I haven't quite got this clear in my mind. One puzzle is this. Suppose that $\mathcal{M}_1$ and $\mathcal{M}_2$ are rigid spacetime models, but not isomorphic to each other. (One can consider, e.g., a pair of non-isomorphic models $(M, g)$ for which there are no isometries: i.e., no Killing fields $v$ such that $\mathcal{L}_vg = 0$). In this case, the automorphism groups are trivial:
$\text{Aut}(\mathcal{M}_1) = 1 = \text{Aut}(\mathcal{M}_2)$.
where $1$ is the trivial group with one element.

So, though this is probably down to my own lack of knowledge of category theory, it seems that if $\mathcal{M}_1$ and $\mathcal{M}_2$ are rigid but non-isomorphic spacetime models, the categories $\mathsf{Iso}(\mathcal{M}_1)$ and $\mathsf{Iso}(\mathcal{M}_2)$---which I'd expected to be distinct---are both equivalent to $1$. And this is very puzzling (the puzzlingness is probably due to my own confusion!).

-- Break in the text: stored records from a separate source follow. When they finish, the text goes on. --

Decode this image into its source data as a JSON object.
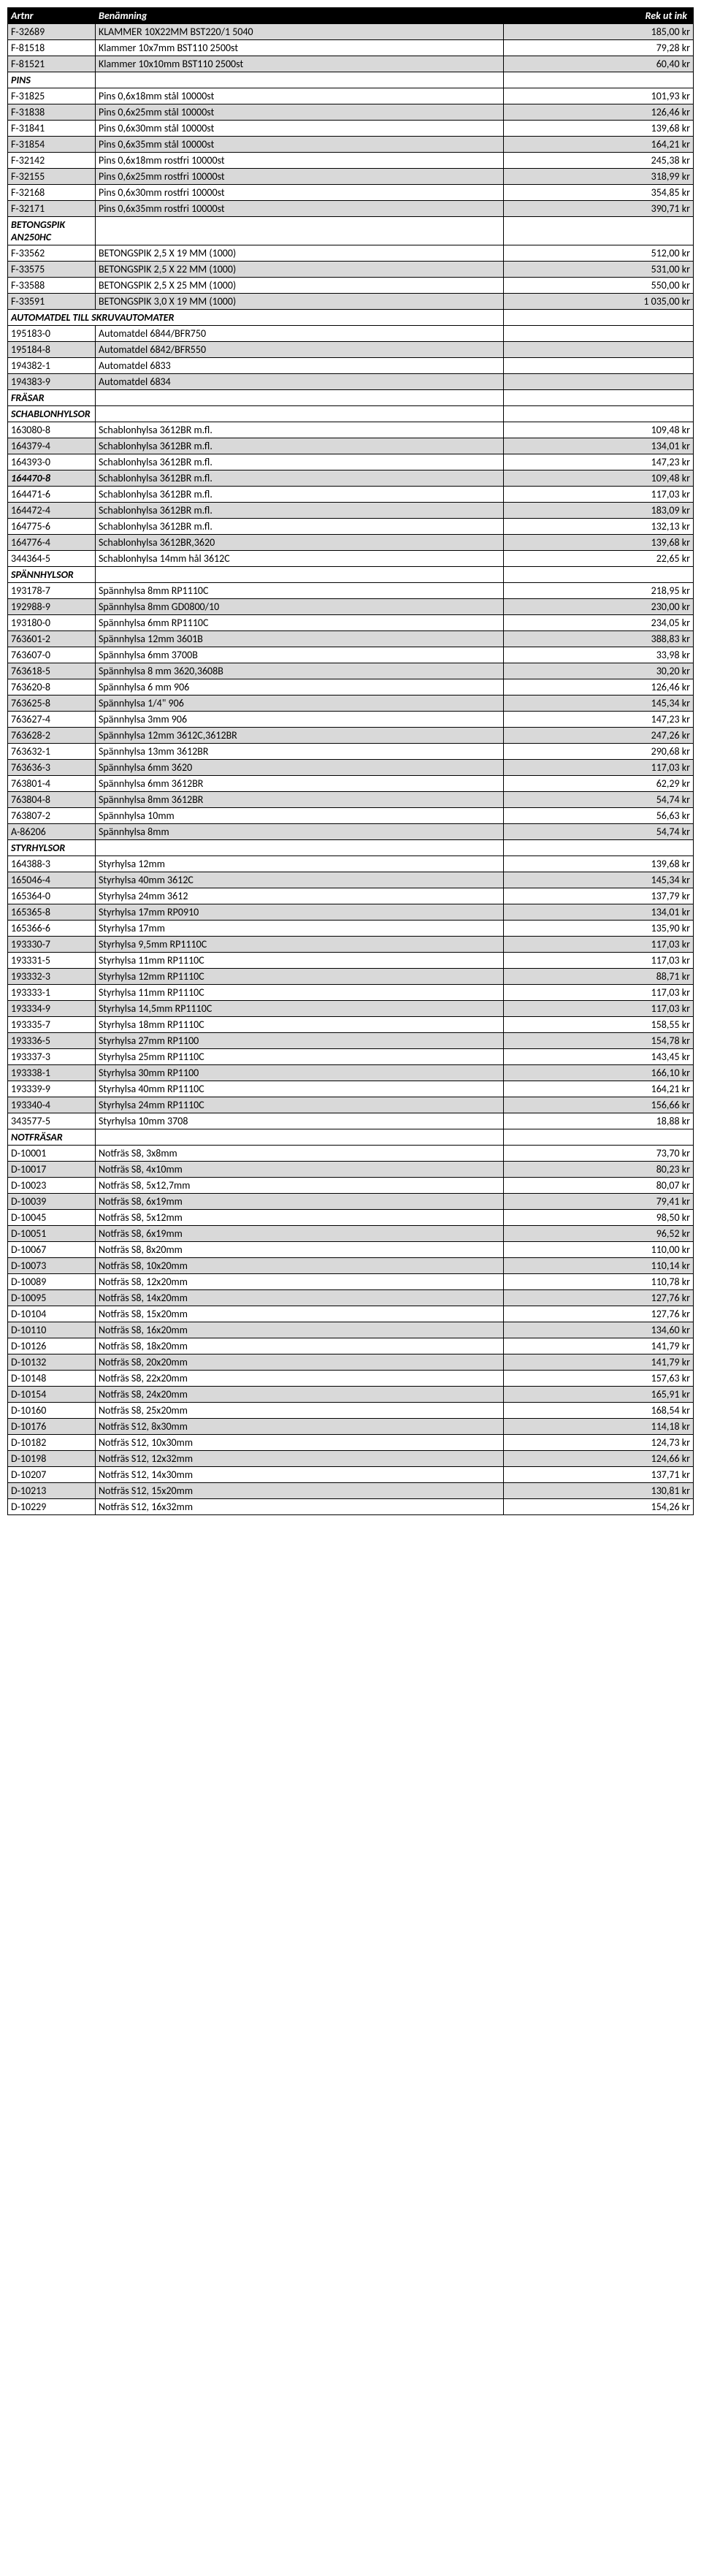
{
  "h": [
    "Artnr",
    "Benämning",
    "Rek ut ink"
  ],
  "sections": [
    {
      "rows": [
        [
          "F-32689",
          "KLAMMER 10X22MM BST220/1 5040",
          "185,00 kr",
          1,
          0
        ],
        [
          "F-81518",
          "Klammer 10x7mm BST110 2500st",
          "79,28 kr",
          0,
          0
        ],
        [
          "F-81521",
          "Klammer 10x10mm BST110 2500st",
          "60,40 kr",
          1,
          0
        ]
      ]
    },
    {
      "title": "PINS",
      "rows": [
        [
          "F-31825",
          "Pins 0,6x18mm stål 10000st",
          "101,93 kr",
          0,
          0
        ],
        [
          "F-31838",
          "Pins 0,6x25mm stål 10000st",
          "126,46 kr",
          1,
          0
        ],
        [
          "F-31841",
          "Pins 0,6x30mm stål 10000st",
          "139,68 kr",
          0,
          0
        ],
        [
          "F-31854",
          "Pins 0,6x35mm stål 10000st",
          "164,21 kr",
          1,
          0
        ],
        [
          "F-32142",
          "Pins 0,6x18mm rostfri 10000st",
          "245,38 kr",
          0,
          0
        ],
        [
          "F-32155",
          "Pins 0,6x25mm rostfri 10000st",
          "318,99 kr",
          1,
          0
        ],
        [
          "F-32168",
          "Pins 0,6x30mm rostfri 10000st",
          "354,85 kr",
          0,
          0
        ],
        [
          "F-32171",
          "Pins 0,6x35mm rostfri 10000st",
          "390,71 kr",
          1,
          0
        ]
      ]
    },
    {
      "title": "BETONGSPIK AN250HC",
      "rows": [
        [
          "F-33562",
          "BETONGSPIK 2,5 X 19 MM (1000)",
          "512,00 kr",
          0,
          0
        ],
        [
          "F-33575",
          "BETONGSPIK 2,5 X 22 MM (1000)",
          "531,00 kr",
          1,
          0
        ],
        [
          "F-33588",
          "BETONGSPIK 2,5 X 25 MM (1000)",
          "550,00 kr",
          0,
          0
        ],
        [
          "F-33591",
          "BETONGSPIK 3,0 X 19 MM (1000)",
          "1 035,00 kr",
          1,
          0
        ]
      ]
    },
    {
      "title": "AUTOMATDEL TILL SKRUVAUTOMATER",
      "rows": [
        [
          "195183-0",
          "Automatdel 6844/BFR750",
          "",
          0,
          0
        ],
        [
          "195184-8",
          "Automatdel 6842/BFR550",
          "",
          1,
          0
        ],
        [
          "194382-1",
          "Automatdel 6833",
          "",
          0,
          0
        ],
        [
          "194383-9",
          "Automatdel 6834",
          "",
          1,
          0
        ]
      ]
    },
    {
      "title": "FRÄSAR",
      "rows": []
    },
    {
      "title": "SCHABLONHYLSOR",
      "rows": [
        [
          "163080-8",
          "Schablonhylsa 3612BR m.fl.",
          "109,48 kr",
          0,
          0
        ],
        [
          "164379-4",
          "Schablonhylsa 3612BR m.fl.",
          "134,01 kr",
          1,
          0
        ],
        [
          "164393-0",
          "Schablonhylsa 3612BR m.fl.",
          "147,23 kr",
          0,
          0
        ],
        [
          "164470-8",
          "Schablonhylsa 3612BR m.fl.",
          "109,48 kr",
          1,
          1
        ],
        [
          "164471-6",
          "Schablonhylsa 3612BR m.fl.",
          "117,03 kr",
          0,
          0
        ],
        [
          "164472-4",
          "Schablonhylsa 3612BR m.fl.",
          "183,09 kr",
          1,
          0
        ],
        [
          "164775-6",
          "Schablonhylsa 3612BR m.fl.",
          "132,13 kr",
          0,
          0
        ],
        [
          "164776-4",
          "Schablonhylsa 3612BR,3620",
          "139,68 kr",
          1,
          0
        ],
        [
          "344364-5",
          "Schablonhylsa 14mm hål 3612C",
          "22,65 kr",
          0,
          0
        ]
      ]
    },
    {
      "title": "SPÄNNHYLSOR",
      "rows": [
        [
          "193178-7",
          "Spännhylsa 8mm RP1110C",
          "218,95 kr",
          0,
          0
        ],
        [
          "192988-9",
          "Spännhylsa 8mm GD0800/10",
          "230,00 kr",
          1,
          0
        ],
        [
          "193180-0",
          "Spännhylsa 6mm RP1110C",
          "234,05 kr",
          0,
          0
        ],
        [
          "763601-2",
          "Spännhylsa 12mm 3601B",
          "388,83 kr",
          1,
          0
        ],
        [
          "763607-0",
          "Spännhylsa 6mm 3700B",
          "33,98 kr",
          0,
          0
        ],
        [
          "763618-5",
          "Spännhylsa 8 mm 3620,3608B",
          "30,20 kr",
          1,
          0
        ],
        [
          "763620-8",
          "Spännhylsa 6 mm 906",
          "126,46 kr",
          0,
          0
        ],
        [
          "763625-8",
          "Spännhylsa 1/4\" 906",
          "145,34 kr",
          1,
          0
        ],
        [
          "763627-4",
          "Spännhylsa 3mm 906",
          "147,23 kr",
          0,
          0
        ],
        [
          "763628-2",
          "Spännhylsa 12mm 3612C,3612BR",
          "247,26 kr",
          1,
          0
        ],
        [
          "763632-1",
          "Spännhylsa 13mm 3612BR",
          "290,68 kr",
          0,
          0
        ],
        [
          "763636-3",
          "Spännhylsa 6mm 3620",
          "117,03 kr",
          1,
          0
        ],
        [
          "763801-4",
          "Spännhylsa 6mm 3612BR",
          "62,29 kr",
          0,
          0
        ],
        [
          "763804-8",
          "Spännhylsa 8mm 3612BR",
          "54,74 kr",
          1,
          0
        ],
        [
          "763807-2",
          "Spännhylsa 10mm",
          "56,63 kr",
          0,
          0
        ],
        [
          "A-86206",
          "Spännhylsa 8mm",
          "54,74 kr",
          1,
          0
        ]
      ]
    },
    {
      "title": "STYRHYLSOR",
      "rows": [
        [
          "164388-3",
          "Styrhylsa 12mm",
          "139,68 kr",
          0,
          0
        ],
        [
          "165046-4",
          "Styrhylsa 40mm 3612C",
          "145,34 kr",
          1,
          0
        ],
        [
          "165364-0",
          "Styrhylsa 24mm 3612",
          "137,79 kr",
          0,
          0
        ],
        [
          "165365-8",
          "Styrhylsa 17mm RP0910",
          "134,01 kr",
          1,
          0
        ],
        [
          "165366-6",
          "Styrhylsa 17mm",
          "135,90 kr",
          0,
          0
        ],
        [
          "193330-7",
          "Styrhylsa 9,5mm RP1110C",
          "117,03 kr",
          1,
          0
        ],
        [
          "193331-5",
          "Styrhylsa 11mm RP1110C",
          "117,03 kr",
          0,
          0
        ],
        [
          "193332-3",
          "Styrhylsa 12mm RP1110C",
          "88,71 kr",
          1,
          0
        ],
        [
          "193333-1",
          "Styrhylsa 11mm RP1110C",
          "117,03 kr",
          0,
          0
        ],
        [
          "193334-9",
          "Styrhylsa 14,5mm RP1110C",
          "117,03 kr",
          1,
          0
        ],
        [
          "193335-7",
          "Styrhylsa 18mm RP1110C",
          "158,55 kr",
          0,
          0
        ],
        [
          "193336-5",
          "Styrhylsa 27mm RP1100",
          "154,78 kr",
          1,
          0
        ],
        [
          "193337-3",
          "Styrhylsa 25mm RP1110C",
          "143,45 kr",
          0,
          0
        ],
        [
          "193338-1",
          "Styrhylsa 30mm RP1100",
          "166,10 kr",
          1,
          0
        ],
        [
          "193339-9",
          "Styrhylsa 40mm RP1110C",
          "164,21 kr",
          0,
          0
        ],
        [
          "193340-4",
          "Styrhylsa 24mm RP1110C",
          "156,66 kr",
          1,
          0
        ],
        [
          "343577-5",
          "Styrhylsa 10mm 3708",
          "18,88 kr",
          0,
          0
        ]
      ]
    },
    {
      "title": "NOTFRÄSAR",
      "rows": [
        [
          "D-10001",
          "Notfräs S8, 3x8mm",
          "73,70 kr",
          0,
          0
        ],
        [
          "D-10017",
          "Notfräs S8, 4x10mm",
          "80,23 kr",
          1,
          0
        ],
        [
          "D-10023",
          "Notfräs S8, 5x12,7mm",
          "80,07 kr",
          0,
          0
        ],
        [
          "D-10039",
          "Notfräs S8, 6x19mm",
          "79,41 kr",
          1,
          0
        ],
        [
          "D-10045",
          "Notfräs S8, 5x12mm",
          "98,50 kr",
          0,
          0
        ],
        [
          "D-10051",
          "Notfräs S8, 6x19mm",
          "96,52 kr",
          1,
          0
        ],
        [
          "D-10067",
          "Notfräs S8, 8x20mm",
          "110,00 kr",
          0,
          0
        ],
        [
          "D-10073",
          "Notfräs S8, 10x20mm",
          "110,14 kr",
          1,
          0
        ],
        [
          "D-10089",
          "Notfräs S8, 12x20mm",
          "110,78 kr",
          0,
          0
        ],
        [
          "D-10095",
          "Notfräs S8, 14x20mm",
          "127,76 kr",
          1,
          0
        ],
        [
          "D-10104",
          "Notfräs S8, 15x20mm",
          "127,76 kr",
          0,
          0
        ],
        [
          "D-10110",
          "Notfräs S8, 16x20mm",
          "134,60 kr",
          1,
          0
        ],
        [
          "D-10126",
          "Notfräs S8, 18x20mm",
          "141,79 kr",
          0,
          0
        ],
        [
          "D-10132",
          "Notfräs S8, 20x20mm",
          "141,79 kr",
          1,
          0
        ],
        [
          "D-10148",
          "Notfräs S8, 22x20mm",
          "157,63 kr",
          0,
          0
        ],
        [
          "D-10154",
          "Notfräs S8, 24x20mm",
          "165,91 kr",
          1,
          0
        ],
        [
          "D-10160",
          "Notfräs S8, 25x20mm",
          "168,54 kr",
          0,
          0
        ],
        [
          "D-10176",
          "Notfräs S12, 8x30mm",
          "114,18 kr",
          1,
          0
        ],
        [
          "D-10182",
          "Notfräs S12, 10x30mm",
          "124,73 kr",
          0,
          0
        ],
        [
          "D-10198",
          "Notfräs S12, 12x32mm",
          "124,66 kr",
          1,
          0
        ],
        [
          "D-10207",
          "Notfräs S12, 14x30mm",
          "137,71 kr",
          0,
          0
        ],
        [
          "D-10213",
          "Notfräs S12, 15x20mm",
          "130,81 kr",
          1,
          0
        ],
        [
          "D-10229",
          "Notfräs S12, 16x32mm",
          "154,26 kr",
          0,
          0
        ]
      ]
    }
  ]
}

[Update, 10 August: I changed the title from "Isomorphism Groupoid in GR" to "Spacetime Groupoid in GR", as "Isomorphism Groupoid" is kind of redundant.]

1 comment:

  1. It seems to me that Aut is a kind of index value which shows that small relations in terms of d dimensions (of x) express trivial relations of d-to-x, and large relations of d-to-x express potential universality of the index, in other words, the x-relation of d. From a coherent standpoint, it looks like Aut is a 3-dimensional Venn diagram, which according to a criterion of relative absoluteness, has a tendency towards coherency (relativity), and mathematics (absoluteness). Whether these translate into mathematics is something of the relation to 3-dimensional Venn, typically appealing under set theory. The view that coherency is relativistic is also appealing under Einstein, although there is some possibility that the two types of relativity (relativity and relativism) are being confused.

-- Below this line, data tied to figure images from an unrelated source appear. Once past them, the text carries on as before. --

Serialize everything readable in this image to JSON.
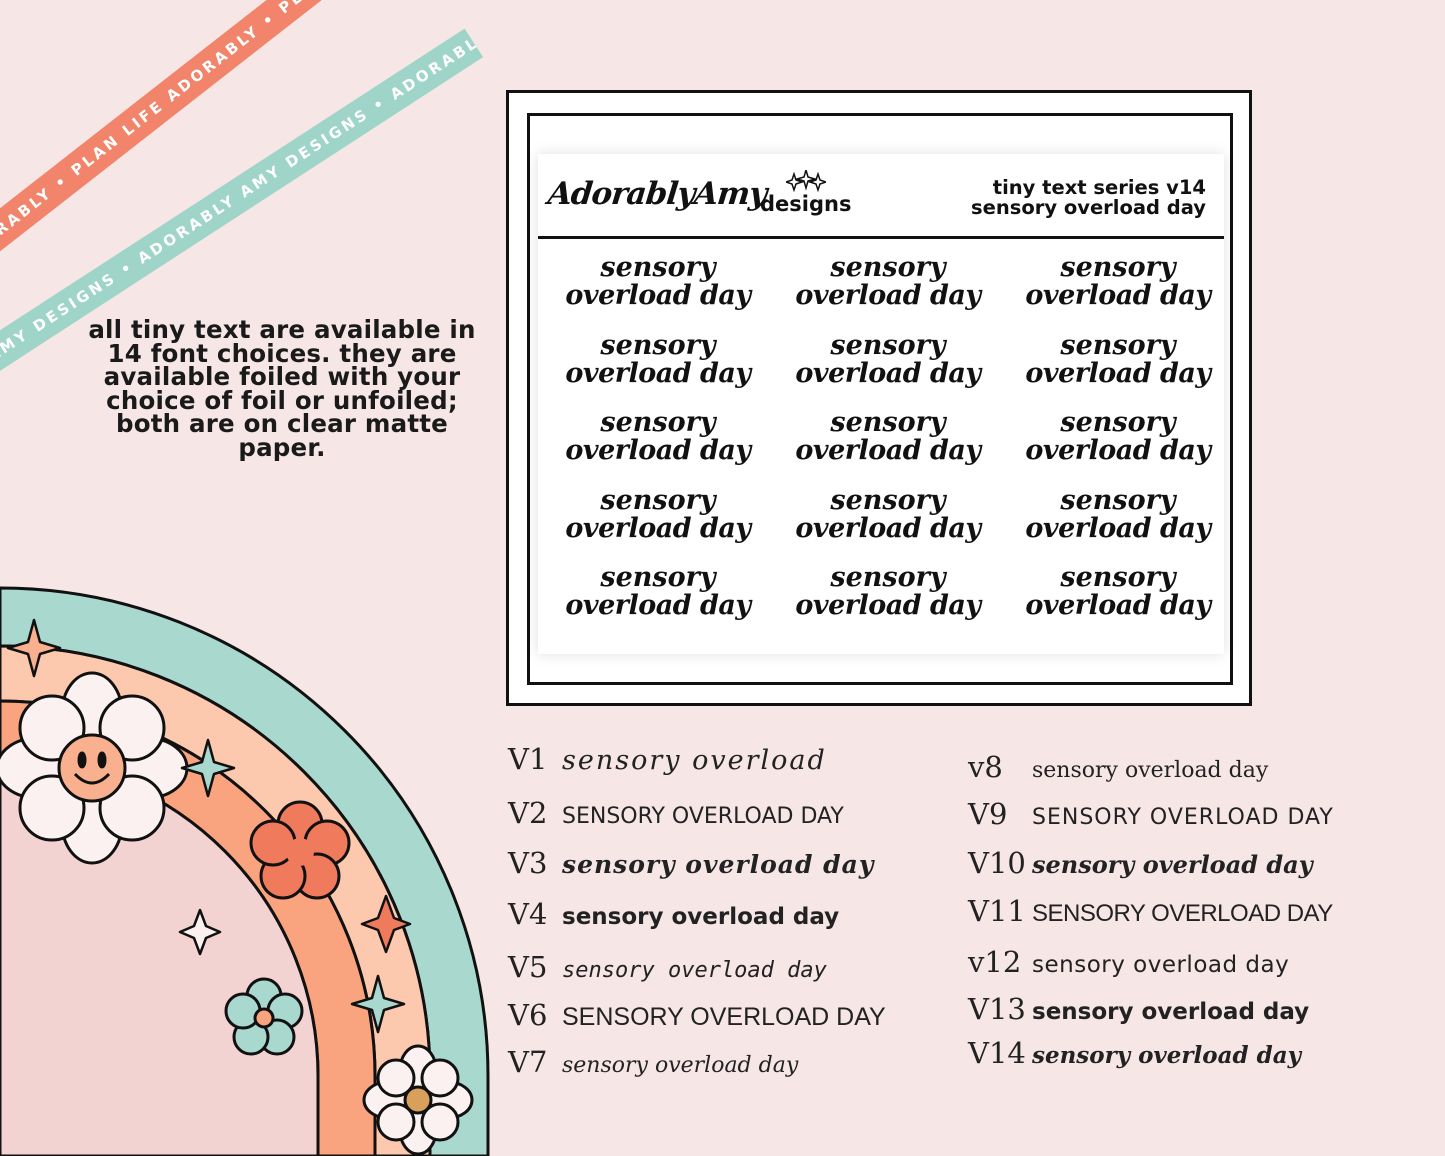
{
  "ribbons": {
    "coral_text": "PLAN LIFE ADORABLY • PLAN LIFE ADORABLY • PLAN LIFE ADORABLY •",
    "mint_text": "ADORABLY AMY DESIGNS • ADORABLY AMY DESIGNS • ADORABLY AMY DESIGNS •"
  },
  "description": "all tiny text are available in 14 font choices. they are available foiled with your choice of foil or unfoiled; both are on clear matte paper.",
  "card": {
    "logo_script": "AdorablyAmy",
    "logo_designs": "designs",
    "series_line1": "tiny text series v14",
    "series_line2": "sensory overload day",
    "sticker_line1": "sensory",
    "sticker_line2": "overload day"
  },
  "fonts_left": [
    {
      "version": "V1",
      "sample": "sensory overload"
    },
    {
      "version": "V2",
      "sample": "SENSORY OVERLOAD DAY"
    },
    {
      "version": "V3",
      "sample": "sensory overload day"
    },
    {
      "version": "V4",
      "sample": "sensory overload day"
    },
    {
      "version": "V5",
      "sample": "sensory overload day"
    },
    {
      "version": "V6",
      "sample": "SENSORY OVERLOAD DAY"
    },
    {
      "version": "V7",
      "sample": "sensory overload day"
    }
  ],
  "fonts_right": [
    {
      "version": "v8",
      "sample": "sensory overload day"
    },
    {
      "version": "V9",
      "sample": "SENSORY OVERLOAD DAY"
    },
    {
      "version": "V10",
      "sample": "sensory overload day"
    },
    {
      "version": "V11",
      "sample": "SENSORY OVERLOAD DAY"
    },
    {
      "version": "v12",
      "sample": "sensory overload day"
    },
    {
      "version": "V13",
      "sample": "sensory overload day"
    },
    {
      "version": "V14",
      "sample": "sensory overload day"
    }
  ],
  "colors": {
    "background": "#f6e6e6",
    "coral": "#f1846a",
    "mint": "#9fd4c8",
    "peach": "#f9a47e",
    "light_peach": "#fcc9ae",
    "pink": "#f0cfd0"
  },
  "icons": [
    "daisy-icon",
    "smiley-daisy-icon",
    "sparkle-icon",
    "flower-icon",
    "star-icon"
  ]
}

    It is also possible that under some value theories (e.g. equity, morals, or meaning and not mathematics) an objective structure, whether it is merely desirable / constructive or whether it has some 'prime' significance, may be favored over Aut and 3-d Venn, because it is not arbitrary-over-space. The dilemma that mathematics depends on the most trivial existence like matter upon energy is supervened by any value that is not trivial. The acceptance of math as a form of meaning does not supervene upon matter in the same way that mathematical values supervene upon mathematics. In this way, mathematics appears trivial, whether or not Aut or some other tool proves that mathematical worlds are 'related'.

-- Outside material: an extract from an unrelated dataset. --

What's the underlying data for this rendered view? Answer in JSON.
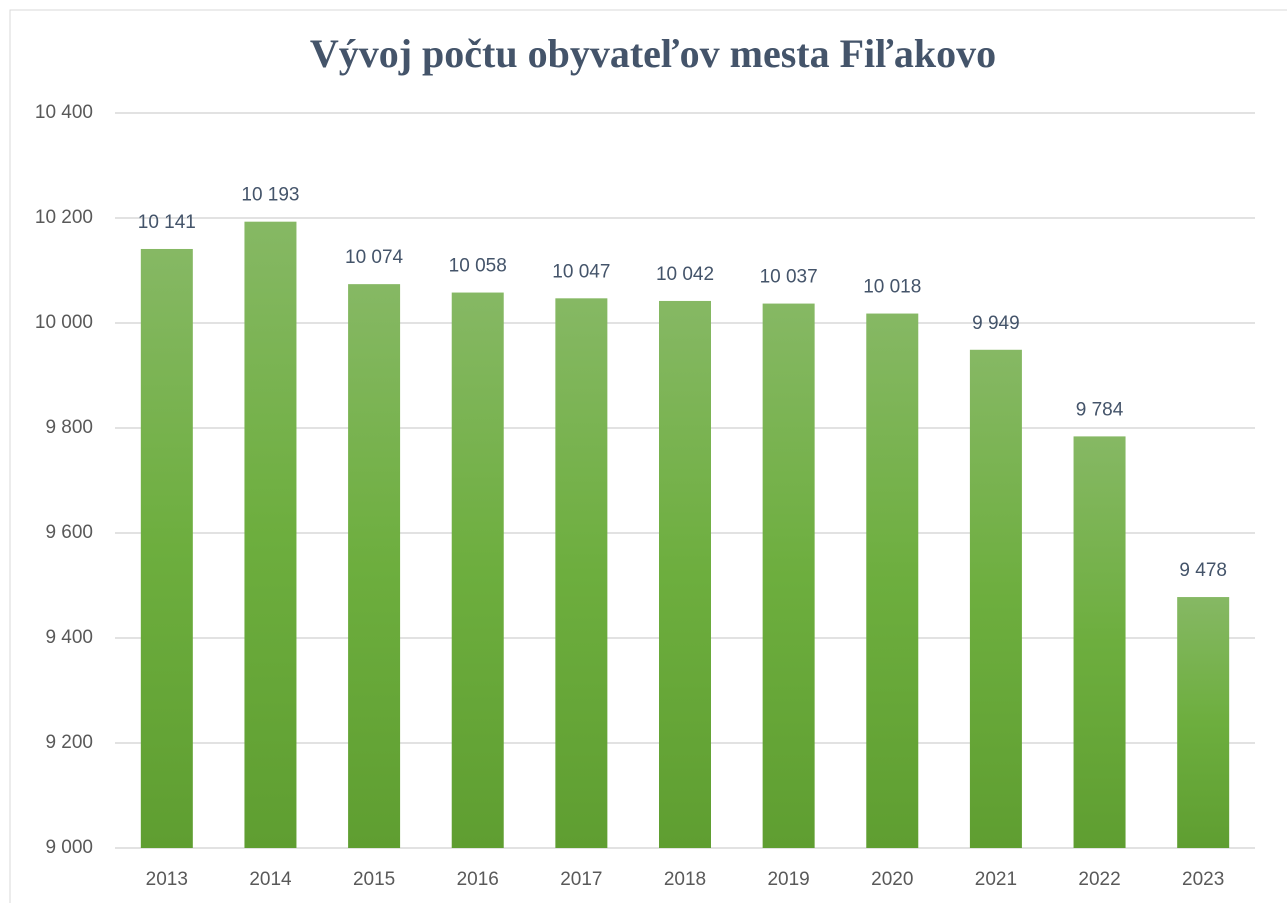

    In my opinion, mathematical worlds are unrelated because they are incoherent. In fact, this is true of any worlds. Only coherent worlds cohere, by definition. And, it can be added that mathematics is not primarily coherent, following the old argument that it does not describe psychology. Even if some human decisions are arbitrary, it does not necessarily follow that psychology follows a mathematical principle. And yet, what is claimed is that physics will eventually explain the entire material world. I can easily see that there may be simpler things than explaining emotions in mathematical terms, since for one thing, they may not always be deterministic. It is as though the dimensional principle of extrusion---a simple mathematical principle which in definite form lacks an equation---has stronger force in simple emotions than the most complex theories have in explaining psychology. The role of 'transparent' mathematics such as self-apparent geometry continues to have an understated role in defining what may eventually become a very laborious task of uncovering a science which rivals mathematics. Mathematics, with its theory of numbers, has made one critical assumption: that it is the only one. In an incoherent view, there is a question as to whether worlds are unified (that is, if they are conceptually different), and a unified mathematics makes the critical assumption that it serves as a criterion of coherency. Philosophers have long realized that philosophy is a more general tool, and realizing that point, why not concede that it is also more coherent? I see the stems of many physical theories in philosophy, and physics is the strongest supporter of mathematics today. For example, atomism, the Cartesian coordinate system, and many worlds theory seem to have begun with philosophy, even if they were presented with an ambiguous deference towards mathematics.